Notes - Logic MT24, Unbounded dense linear orders
The key result is “Cantor’s isomorphism theorem”, namely that any two countable unbounded dense linear orderings are isomorphic, so e.g. $(\mathbb Q, <)$ is isomorphic to $(\mathbb Z[1/2], <)$ where $\mathbb Z[1/2]$ denotes the set of dyadic rationals.
This is also covered in [[Notes - Logic and Proof MT24, Unbounded dense linear orders]]U but the proof here is a lot more rigourous.
Flashcards
@Define $\sigma _ \text{DLO}$ over the language $\mathcal L _ < := \{<\}$, the sentence whose models are dense linear orderings without endpoints.

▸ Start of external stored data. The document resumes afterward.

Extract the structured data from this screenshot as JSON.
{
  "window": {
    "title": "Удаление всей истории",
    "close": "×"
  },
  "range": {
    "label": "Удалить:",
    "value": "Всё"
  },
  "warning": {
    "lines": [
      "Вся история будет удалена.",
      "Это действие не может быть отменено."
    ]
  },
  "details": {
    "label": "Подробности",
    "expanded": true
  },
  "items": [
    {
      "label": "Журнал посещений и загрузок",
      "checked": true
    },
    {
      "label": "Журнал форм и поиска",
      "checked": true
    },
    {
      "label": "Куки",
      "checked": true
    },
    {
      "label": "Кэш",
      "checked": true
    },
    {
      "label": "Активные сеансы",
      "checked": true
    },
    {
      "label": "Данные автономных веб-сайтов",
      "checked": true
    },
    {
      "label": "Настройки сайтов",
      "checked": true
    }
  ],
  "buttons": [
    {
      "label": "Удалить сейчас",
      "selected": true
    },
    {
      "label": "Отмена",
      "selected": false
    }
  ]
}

- 1, 2, 3 imply the models are linear (i.e. total) orderings
- 4 implies density
- 5, 6 imply the models are without endpoints
Suppose:
\[\begin{aligned}
\sigma_\text{DLO} := \forall x \forall y \forall z (&\lnot x < x \\\\
&\land (x < y \lor x = y \lor y < x) \\\\
&\land ((x < y \land y < z) \to x < z) \\\\
&\land (x < y \to \exists w (x < w \land w < y)) \\\\
&\land \exists w ( w < x ) \\\\
&\land \exists w (x < w ))
\end{aligned}\]
@Prove that $\sigma _ \text{DLO}$ has a unique countable model up to isomorphism (so that in particular, any countable model is isomorphic to $\langle \mathbb Q; < \rangle$), and that as a consequence $\sigma _ \text{DLO}$ is complete.
Suppose $\mathcal M$ and $\mathcal N$ be two countable models.
Let a partial isomorphism $\theta : \mathcal M \dashrightarrow \mathcal N$ be a partially defined injective map such that for all $a, b \in \text{dom}(\theta)$,
\[\mathcal M \models a < b \iff \mathcal N \models \theta(a) < \theta(b)\]Since the domains of $\mathcal M$ and $\mathcal N$ are countable, we can enumerate them as $(m _ i) _ {i \in \mathbb N}$ and $(n _ i) _ {i \in \mathbb N}$.
We recursively construct a chain of partial isomorphisms
\[\theta_i : \mathcal M \dashrightarrow \mathcal N\]such that we meet the conditions:
- $\text{dom}(\theta _ i)$ is finite, and
- for all $j < i$, we have $m _ j \in \text{dom}(\theta _ i)$ and $n _ j \in \text{im}(\theta _ i)$
Let $\theta _ 0 := \emptyset$. Inductively assume that we have $\theta _ i$ satisfying the above conditions. Extend $\theta _ i$ by finding $n \in \mathcal N$ such that setting
\[\theta_i'(m_i) := n\]yields a partial isomorphism
\[\theta_i' : \mathcal M \dashrightarrow \mathcal N\]with $\text{dom}(\theta _ i’) = \text{dom}(\theta) \cup \{m _ i\}$.
Suppose
- $\text{dom}(\theta _ i) = \{a _ 1, \ldots, a _ s\}$ with $\mathcal M \models a _ k < a _ l$ for $1 \le k < l \le s$, and similarly
- $\text{im}(\theta _ i) = \{b _ 1, \ldots, b _ s\}$ with $\mathcal N \models b _ k < b _ l$ for $1 \le k < l \le s$
There are four cases to consider:
Case 1: $m _ i = a _ k$ for some $k \in [1, s]$: Set $n := b _ k$.
Case 2: $m _ i < a _ 1$: Let $n \in \mathcal N$ be such that $n < b _ 1$ ($n$ exists since $\mathcal N$ has no endpoint).
Case 3: $m _ i > a _ s$: Let $n \in \mathcal N$ be such that $n > b _ s$ ($n$ exists since $\mathcal N$ has no endpoint).
Case 4: $a _ j < m _ i < a _ {j+1}$ for some $j \in [1, s-1]$: Let $n \in \mathcal N$ be such that $a _ i < n < a _ {i+1}$ ($n$ exists since $\mathcal N$ is dense).
In all cases, $\theta _ i’$ is a partial isomorphism.
Symmetrically, $(\theta’ _ i)^{-1}: \mathcal M \dashrightarrow \mathcal N$ is a partial isomorphism satisfying the conditions.
Then
\[\theta := \bigcup_{i} \theta_i : \mathcal M \to \mathcal N\]is an isomorphism, so $\sigma _ \text{DLO}$ has a unique countable model up to isomorphism.
But then by the result that if a theory has a unique countable model up to isomorphism, then it is complete, it follows that $\sigma _ \text{DLO}$ is complete and hence axiomatises $\langle \mathbb Q; <\rangle$.